Malgré les sérieux doutes de la communauté internationale sur la validité scientifique de ce tir, Séoul souhaite une enquête des Nations Unies.
«Nous avons envoyé un courrier au comité de sanctions des Nations Unies» dépendant du Conseil de sécurité, a souligné le porte-parole de la diplomatie sud-coréenne, Noh Kwang-il.
Tir auparavant
Les multiples sanctions infligées ces dernières années par le Conseil de sécurité au régime nord-coréen lui font notamment interdiction de poursuivre son programme balistique.
Mais Pyongyang a annoncé en l’espace de deux semaines avoir procédé à ce tir d’essai d’un missile balistique depuis un sous-marin (MSBS) et être capable de lancer des têtes atomiques miniaturisées à partir de fusées de haute précision.

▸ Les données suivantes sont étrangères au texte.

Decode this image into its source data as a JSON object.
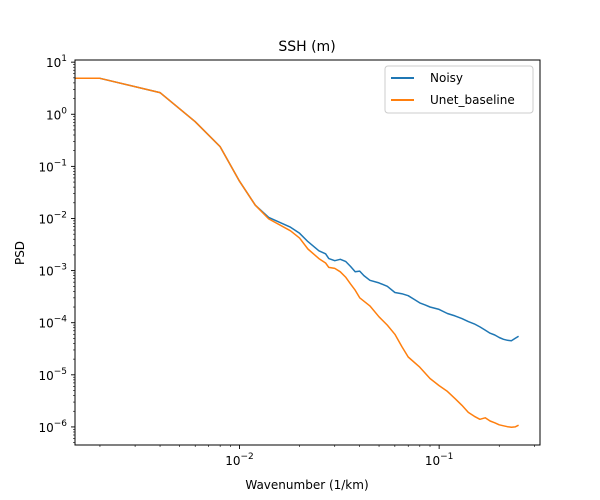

Selon l’agence officielle nord-coréenne KCNA, le numéro un du régime, Kim Jong-un, a félicité les scientifiques et techniciens qui ont travaillé sur le programme MSBS, évoquant un «événement historique».
Avertissement récent lancé par Kerry
Le régime nord-coréen a déjà procédé à trois essais nucléaires destinés à réduire la taille des charges atomiques. S’il parvenait à mettre des ogives nucléaires sur des missiles et à embarquer ceux-ci sur des sous-marins, la menace qu’il constitue serait considérablement accrue.
Les spécialistes restent toutefois réservés, tant au sujet des ogives nucléaires que des missiles MSBS. Ils font valoir sur les MSBS que les photos diffusées par le Nord semblent avoir été manipulées sur ordinateur. Par ailleurs, le missile n’aurait pas été tiré d’un sous-marin mais d’une plate-forme fixe.
Le secrétaire d’Etat américain John Kerry avait, lui, estimé à la mi-mai à Séoul que le tir de MSBS pourrait valoir de nouvelles sanctions à la Corée du Nord.